‘folklore’ shook the world with its surprise drop and saw Taylor Swift emerging into a new platform of musical genres. No longer did she play along to industry values and realised the power she had as an individual but that in the same year she would gift the world another album ‘evermore’ no one could’ve ever expected. ‘evermore’ and ‘folklore’ are Taylor Swift’s surprise additions of 2020. Both live in a mystical landscape and are proving to be a hug in the whirlwind of this year, an act of loneliness to fill up ours and keeps us longing for more.
Swift’s ninth album lives in the same mystical sphere as ‘folklore’ but ‘evermore’ sees us coming back to the grit reality of 2020. In ‘Dorothea’ she sings about “A tiny screen’s the only place I see you now” and catapults us to the longing sensation Swift has made us feel countless times before. ‘‘tis the damn season’ mentions the holidays but isn’t filled with yuletide glee but rather the fleeting loneliness of escapism and indecisiveness.
Over the years escapism has been her go-to theme to sing about whether it is to daydream about a better time, to cope with the loss of love or just because of the fairytales she imagines. In ‘no body, no crime’ Swift collabs with friends ‘Haim’ and the listener sees them bring a western/film noir to life through their imaginative lyrics whilst even mentioning ‘Este’, the bassist of the band, by name. The four women tell a tale of female empowerment whilst covering up their murder-mystery that might symbolise the male-dominated musical world they live in.

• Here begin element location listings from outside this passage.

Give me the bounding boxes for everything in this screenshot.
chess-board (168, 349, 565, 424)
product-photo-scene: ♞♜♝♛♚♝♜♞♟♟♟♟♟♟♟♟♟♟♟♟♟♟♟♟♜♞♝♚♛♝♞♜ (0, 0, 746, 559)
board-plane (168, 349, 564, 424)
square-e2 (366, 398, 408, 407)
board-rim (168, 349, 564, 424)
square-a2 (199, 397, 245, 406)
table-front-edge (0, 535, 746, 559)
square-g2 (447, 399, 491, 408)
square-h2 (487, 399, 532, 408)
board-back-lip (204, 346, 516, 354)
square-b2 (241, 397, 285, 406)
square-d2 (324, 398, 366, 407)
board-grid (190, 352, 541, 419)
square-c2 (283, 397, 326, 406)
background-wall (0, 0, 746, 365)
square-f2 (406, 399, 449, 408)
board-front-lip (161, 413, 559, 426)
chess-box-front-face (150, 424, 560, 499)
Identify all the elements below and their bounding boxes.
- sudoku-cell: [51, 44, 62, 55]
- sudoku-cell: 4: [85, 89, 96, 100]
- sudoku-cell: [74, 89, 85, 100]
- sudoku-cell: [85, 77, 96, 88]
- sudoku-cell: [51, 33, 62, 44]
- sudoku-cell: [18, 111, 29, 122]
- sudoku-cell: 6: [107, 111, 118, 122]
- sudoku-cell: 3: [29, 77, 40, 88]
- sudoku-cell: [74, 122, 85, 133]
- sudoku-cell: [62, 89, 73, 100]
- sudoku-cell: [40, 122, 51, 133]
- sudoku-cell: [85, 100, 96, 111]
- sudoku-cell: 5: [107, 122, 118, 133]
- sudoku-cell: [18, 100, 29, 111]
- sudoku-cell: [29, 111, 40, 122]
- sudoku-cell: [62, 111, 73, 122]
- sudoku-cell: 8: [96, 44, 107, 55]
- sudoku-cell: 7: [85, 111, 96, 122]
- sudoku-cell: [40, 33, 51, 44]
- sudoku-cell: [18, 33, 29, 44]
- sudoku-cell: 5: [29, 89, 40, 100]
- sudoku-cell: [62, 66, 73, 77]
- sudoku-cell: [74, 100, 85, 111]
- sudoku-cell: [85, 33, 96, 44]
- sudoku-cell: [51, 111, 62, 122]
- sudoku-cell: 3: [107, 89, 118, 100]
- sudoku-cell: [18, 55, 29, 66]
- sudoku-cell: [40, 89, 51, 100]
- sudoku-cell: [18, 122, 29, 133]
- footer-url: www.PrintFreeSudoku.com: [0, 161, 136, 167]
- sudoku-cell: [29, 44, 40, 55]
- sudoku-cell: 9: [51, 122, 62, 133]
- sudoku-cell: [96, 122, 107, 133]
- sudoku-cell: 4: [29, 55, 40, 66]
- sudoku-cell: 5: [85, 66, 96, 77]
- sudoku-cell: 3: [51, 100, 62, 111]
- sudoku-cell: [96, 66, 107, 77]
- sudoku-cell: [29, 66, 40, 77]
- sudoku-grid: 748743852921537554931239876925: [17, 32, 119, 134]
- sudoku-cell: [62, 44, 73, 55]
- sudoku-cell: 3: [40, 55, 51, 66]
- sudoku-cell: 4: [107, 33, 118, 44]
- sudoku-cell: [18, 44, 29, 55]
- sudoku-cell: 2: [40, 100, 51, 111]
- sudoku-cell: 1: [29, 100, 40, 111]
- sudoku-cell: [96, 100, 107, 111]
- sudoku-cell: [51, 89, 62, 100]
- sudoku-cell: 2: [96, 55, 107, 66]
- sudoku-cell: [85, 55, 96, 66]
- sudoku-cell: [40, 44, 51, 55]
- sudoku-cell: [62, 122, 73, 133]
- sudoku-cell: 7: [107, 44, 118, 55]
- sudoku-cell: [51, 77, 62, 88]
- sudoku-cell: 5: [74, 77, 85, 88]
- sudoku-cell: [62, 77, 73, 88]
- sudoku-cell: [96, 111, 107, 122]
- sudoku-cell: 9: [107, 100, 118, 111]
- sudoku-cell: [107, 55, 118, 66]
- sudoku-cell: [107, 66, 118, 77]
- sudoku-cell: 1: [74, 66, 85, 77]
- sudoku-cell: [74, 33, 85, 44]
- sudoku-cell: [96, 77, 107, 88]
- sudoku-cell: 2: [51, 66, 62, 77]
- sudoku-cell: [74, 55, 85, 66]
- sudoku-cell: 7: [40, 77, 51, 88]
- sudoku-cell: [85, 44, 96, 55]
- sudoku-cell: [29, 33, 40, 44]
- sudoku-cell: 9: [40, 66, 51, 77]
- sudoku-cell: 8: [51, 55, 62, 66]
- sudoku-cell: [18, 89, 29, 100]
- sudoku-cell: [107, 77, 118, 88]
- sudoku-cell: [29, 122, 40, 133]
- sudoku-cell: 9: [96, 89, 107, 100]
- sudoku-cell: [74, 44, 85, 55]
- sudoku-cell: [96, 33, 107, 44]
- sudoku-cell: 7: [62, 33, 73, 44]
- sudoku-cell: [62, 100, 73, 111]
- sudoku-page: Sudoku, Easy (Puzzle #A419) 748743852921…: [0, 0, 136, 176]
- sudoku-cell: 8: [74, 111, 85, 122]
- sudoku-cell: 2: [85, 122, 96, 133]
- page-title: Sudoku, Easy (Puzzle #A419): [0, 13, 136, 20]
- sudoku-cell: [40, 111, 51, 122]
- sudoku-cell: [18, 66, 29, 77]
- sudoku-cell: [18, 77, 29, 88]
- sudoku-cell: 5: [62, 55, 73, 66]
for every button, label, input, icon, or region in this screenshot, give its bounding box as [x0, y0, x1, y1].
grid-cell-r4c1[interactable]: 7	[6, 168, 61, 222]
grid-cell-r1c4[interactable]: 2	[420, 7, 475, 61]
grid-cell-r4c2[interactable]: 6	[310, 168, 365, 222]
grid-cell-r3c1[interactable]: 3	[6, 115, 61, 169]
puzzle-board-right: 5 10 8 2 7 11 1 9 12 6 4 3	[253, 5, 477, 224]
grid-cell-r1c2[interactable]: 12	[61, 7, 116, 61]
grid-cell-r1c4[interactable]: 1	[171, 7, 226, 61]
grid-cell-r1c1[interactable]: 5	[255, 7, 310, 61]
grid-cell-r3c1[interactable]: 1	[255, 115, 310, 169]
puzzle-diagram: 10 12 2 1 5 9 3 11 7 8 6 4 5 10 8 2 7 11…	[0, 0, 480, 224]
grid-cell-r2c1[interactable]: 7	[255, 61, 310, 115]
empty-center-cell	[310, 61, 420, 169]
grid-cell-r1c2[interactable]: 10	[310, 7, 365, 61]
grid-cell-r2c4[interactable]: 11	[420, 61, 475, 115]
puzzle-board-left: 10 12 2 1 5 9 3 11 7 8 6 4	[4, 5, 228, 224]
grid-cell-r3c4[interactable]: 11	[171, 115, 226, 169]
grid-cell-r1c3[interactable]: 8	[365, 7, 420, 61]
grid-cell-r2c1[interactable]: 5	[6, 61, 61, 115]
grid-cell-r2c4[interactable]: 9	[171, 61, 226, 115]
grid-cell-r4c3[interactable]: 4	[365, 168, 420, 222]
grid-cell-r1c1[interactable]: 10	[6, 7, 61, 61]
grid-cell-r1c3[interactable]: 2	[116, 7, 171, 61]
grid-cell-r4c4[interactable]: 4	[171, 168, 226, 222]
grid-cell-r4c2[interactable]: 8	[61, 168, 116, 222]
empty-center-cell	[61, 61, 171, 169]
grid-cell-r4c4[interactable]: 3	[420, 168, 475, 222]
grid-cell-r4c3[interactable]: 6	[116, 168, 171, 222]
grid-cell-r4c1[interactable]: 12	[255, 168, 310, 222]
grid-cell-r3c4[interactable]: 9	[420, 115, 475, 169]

Although a sad presence is felt within ‘evermore’ and Swift even mentions “I’ve been down since July” in titular track ‘Evermore’, this record brings back light ‘80s pop melodies as previously heard in ‘1989’, that honed in her big switch to pop-music and six years later this is already seen as a distant memory as she has substituted pure-pop by a more alternative-singer-songwriter type of music.
‘Ivy’ is a Taylor Swift staple. The hopeful tone of love crosses the border between creator and listener even if she is “grieving for the living” and her partner might be “magnificently cursed”. The realisation of true acceptance and an adventure is transmitted to everyone who ponders on this track whether this love was meant to be or a mistake waiting to happen. Unlike previous Swift records this one was met by more scepticism than ever before. ‘cowboy like me’ could’ve been the standout romance track yet this didn’t happen. It translates that even though people might be perfect for each other, their past and future just might not align. “And the skeletons in both of our closets plotted hard to fuck this up” create a Swift so mystical and candid one could’ve never have imagined before ‘folklore’s’ inception. This proves that she is as poetic as before but might not be as blindly positive as the younger version of her showed us.
On the 13th of December Taylor Swift will turn 31, a significant age for her as mentioned in her statement for ‘evermore’. Long are the days that she turned up at every single one of her shows with 13 written on one her hands or her sitting on seat 13 or row 13 when she won an award but the number is still close to Swift’s heart and ever since she was 13 she has been longing to turn 31 as this is one of the symbolisms she beliefs in. Therefore ‘evermore’ might be seen as her most significant album yet. As this age and this album are so important to her it also comes as no shock that she included ‘Majorie’ an ode to Swift’s grandmother who was a prominent opera singer on her latest effort. The four minutes and eighteen seconds are a beautiful tale full of lessons and remembrance of a force so prominent in her life. She is known for opening up her heart and her diary to the world yet ‘Marjorie’ feels as if she has shown the deepest part of her soul to us. A part so hidden that we’d never expected to see again as her life of right now is more private than ever before.
‘evermore’ is Taylor Swift’s latest and possibly most beautifully dramatic album yet. With this new rising of Taylor Swift’s music, we can put her in the same category as Phoebe Bridgers as the two singer-songwriters coming after the emotional revolution that is called 2020. What 2021 has in store for us we might not know but what we do know is that we have a wide arrange of new music Swift offered to break our fall and cry our eyes out to. Yes, she has done it again, an album that will age so gracefully that 20 years from now people will still treasure it.